Justice Secretary Robert Buckland told Times Radio he did not see why there was any need for a camera in a minister’s office.
He said: “I’ve asked the question, and there no cameras in my office, and I wouldn’t have expected there to be, because the issue really for ministers and indeed all staff is safety and security and once you’re through the cordon and the security area, then you can reasonably assume that the building is safe and that authorised people only are there so I don’t see the need for security cameras in government, in that part of the government building.”
The level of concern about the security breach was clear in Parliament, where Sir Lindsay made his announcement before an urgent question on the issue.
Tory MP Peter Bone said: “If Government and parliamentary offices have recording devices in them – whether audio, visual or both – it is of the utmost concern.”
He added: “It is totally unacceptable for private conversations between ministers, civil servants, Members of Parliament and members of the public to be secretly recorded.”
Mr Bone also questioned whether the Wilson Doctrine – the principle dating back to Harold Wilson’s administration banning the surveillance of MPs – had been breached.

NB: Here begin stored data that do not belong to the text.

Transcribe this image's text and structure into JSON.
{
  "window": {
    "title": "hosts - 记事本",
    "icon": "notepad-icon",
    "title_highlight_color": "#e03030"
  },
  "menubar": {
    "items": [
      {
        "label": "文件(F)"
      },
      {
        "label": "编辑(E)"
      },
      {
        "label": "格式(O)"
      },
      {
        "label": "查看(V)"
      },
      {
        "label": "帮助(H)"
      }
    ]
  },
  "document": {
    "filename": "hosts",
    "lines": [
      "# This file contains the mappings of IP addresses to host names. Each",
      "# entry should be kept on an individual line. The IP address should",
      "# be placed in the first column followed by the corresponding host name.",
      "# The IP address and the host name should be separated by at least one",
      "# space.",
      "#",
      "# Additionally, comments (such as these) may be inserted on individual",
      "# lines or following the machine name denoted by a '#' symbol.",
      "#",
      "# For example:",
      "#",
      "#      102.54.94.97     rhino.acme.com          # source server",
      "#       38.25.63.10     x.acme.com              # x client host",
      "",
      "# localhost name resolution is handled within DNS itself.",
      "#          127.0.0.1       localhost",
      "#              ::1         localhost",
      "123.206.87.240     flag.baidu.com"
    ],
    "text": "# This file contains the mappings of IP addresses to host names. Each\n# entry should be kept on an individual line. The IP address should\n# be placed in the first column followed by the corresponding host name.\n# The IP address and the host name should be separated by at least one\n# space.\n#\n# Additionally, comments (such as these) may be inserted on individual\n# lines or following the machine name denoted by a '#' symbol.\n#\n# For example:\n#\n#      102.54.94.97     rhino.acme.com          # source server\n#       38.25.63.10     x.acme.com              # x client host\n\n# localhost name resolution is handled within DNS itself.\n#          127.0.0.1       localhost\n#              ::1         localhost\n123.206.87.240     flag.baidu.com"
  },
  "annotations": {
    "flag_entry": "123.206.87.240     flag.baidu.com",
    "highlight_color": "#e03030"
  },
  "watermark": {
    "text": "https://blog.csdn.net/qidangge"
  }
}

Ms Lopez insisted the Government respected the doctrine and there were not believed to be any “covert concerns”.
The SNP’s Marion Fellows asked whether the leak has breached the threshold to warrant an investigation by the intelligence agencies.
Ms Lopez replied: “The investigation is being led by the Department of Health and she raises an important point about the threshold at which it is subject to security intelligence investigations, and I will get back to her on that matter.”
The minister also repeatedly apologised to MPs for not being able to provide more information to their questions in the Commons.